I will go beyond just wishing for this, and recommend a book – it’s what I do best around here. I would recommend that my cessationist friends (and most of my friends are cessationist) pick up a copy of Sam Storms’ Convergence: Spiritual Journeys of a Charismatic Calvinist. In that book he tries to show how both sides are right and both sides are wrong. The church needs the doctrinal clarity and Scriptural knowledge of the cessationist and the emotional realism and simple love of the charismatic. Each side can learn from the other and a biblical convergence is possible.

May God bring about such a day and encourage each party to appreciate the other in a sincere attempt to understand and appreciate what they bring to the body of Christ as a whole!

5 thoughts on “Concluding Thoughts on The Strange Fire Conference

  1. If the sign gifts of the Apostolic days are still valid today, then why aren’t the charismatic preachers praying at funerals for the resurrection of the deceased? They don’t even try to raise the dead back to life. They know, deep in their hearts, that those sign gifts are no longer available. Charismaticism is akin to the sensational extra-biblical reveries and revelations of Ellen White, the profitness of Seventh-day Adventism.

  2. I read Sam Storms book “Convergence” several years ago as it was recommended to me by a leader from Bethlehem Baptist (John Piper’s) church. This guy recommended it to me because I was taking his “arching” class at the church and I was almost in shock when he told me he speaks in a private prayer tongue. I could not believe that such a mature highly studied man could participate in such a practice. I read Sam Storms book over that very weekend slowly and deliberately I did not find him convincing at all.
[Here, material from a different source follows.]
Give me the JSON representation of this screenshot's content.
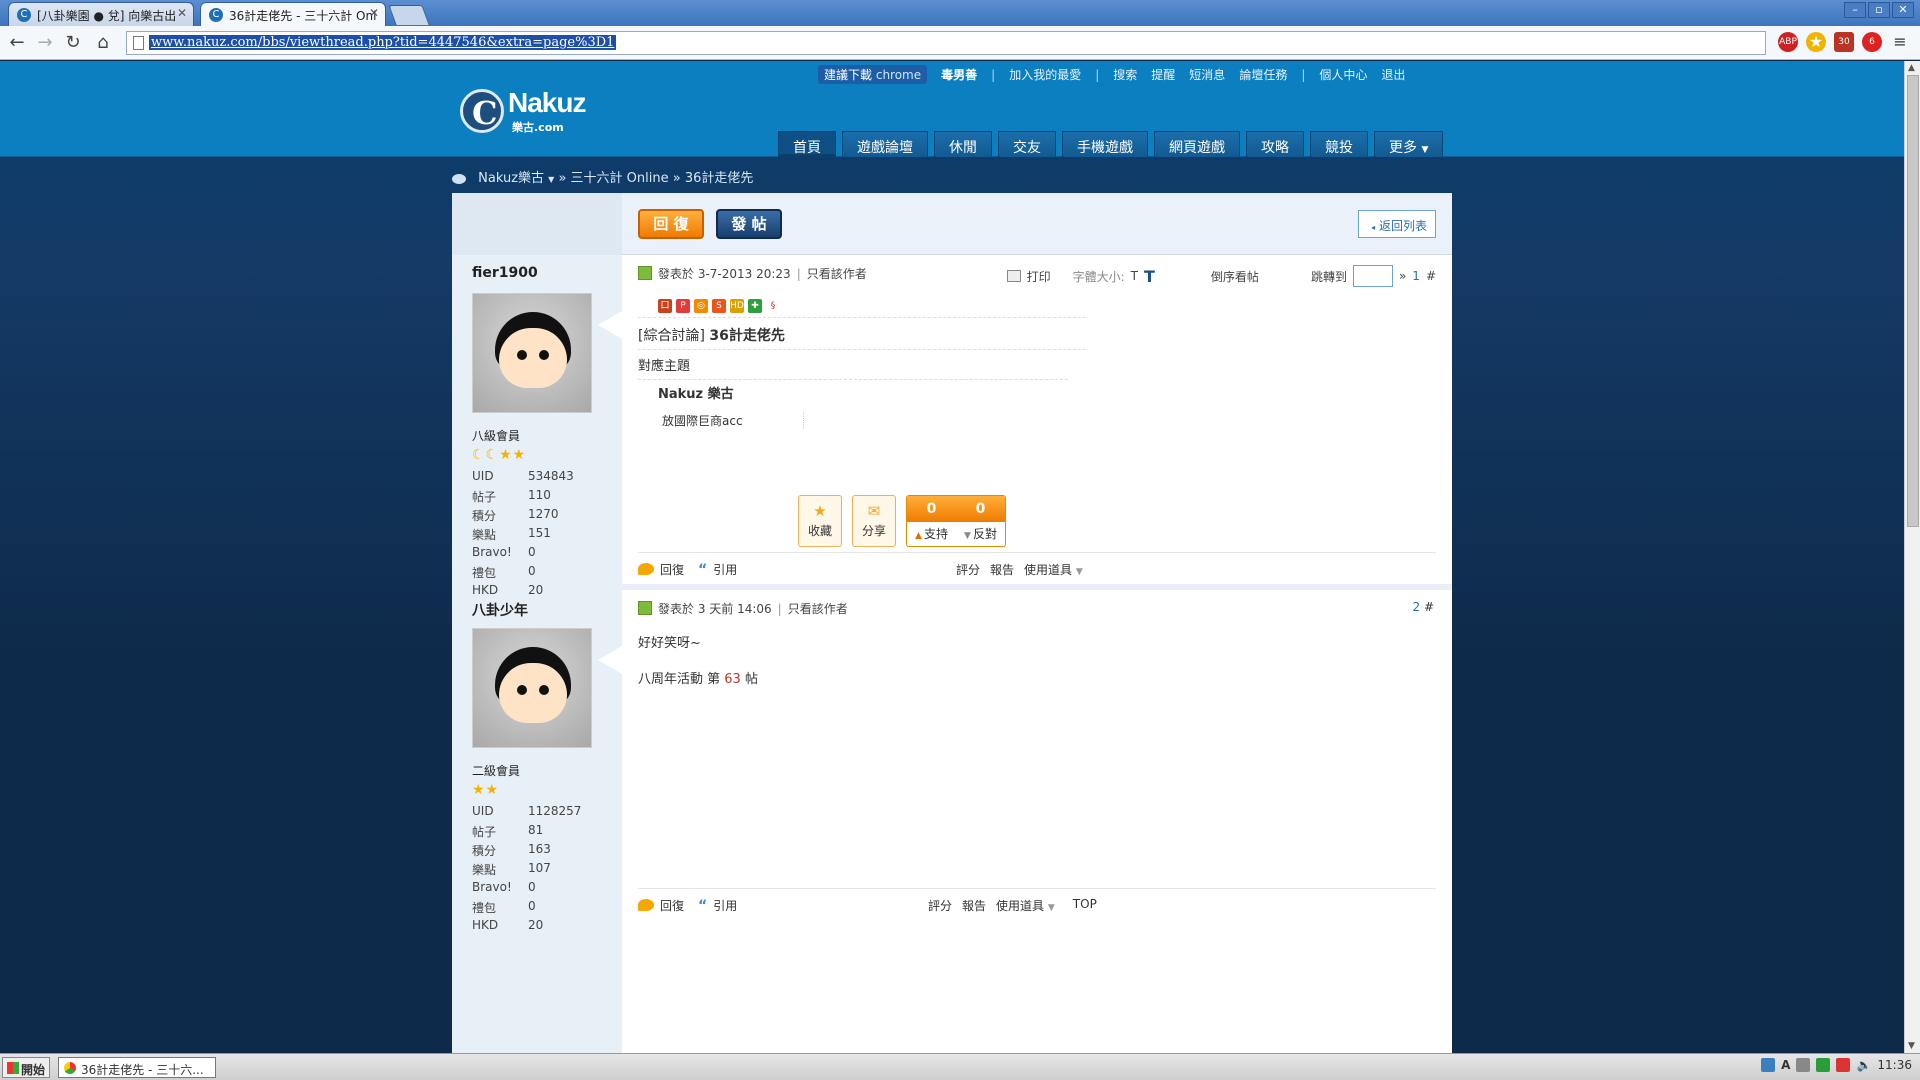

I do not remember much if any of the book now but as I recall most of it had his personal stories which are all subjective of how so and so was a at home bible study and mentioned a disease and then low and behold somebody at the house had that disease. What I did not find in that book as I recall was a thorough Biblical case for prophesy, tongues, or divine healers. On the contrary listen to R.C. Sprouls sermon from the conference.

    1. Jeff,

      I loved that book. It was testimonial/autobiographical for much of it. But it also discussed several biblical arguments for continuationism, prophecy, tongues and the like.

      This book, and John Piper’s sermons on the topic have made me aware of biblical arguments for continuationism such that I cannot disparage that position and easily write it off as once I did.

  3. Nice coverage, Bob.

    I also worry about the sensational and controversial-loving aspect of conferences like this. I think a certain wing in the MacArthur movement relishes the controversial: see some of the hot topics in recent Shephard’s Conferences, for example. More heat than light in a few of those!

    I think the folks at the Confessing Baptist podcast did the much more edifying thing by setting up a debate between two believers: a cessationist and a non-cessationist. That was the far better approach, IMHO.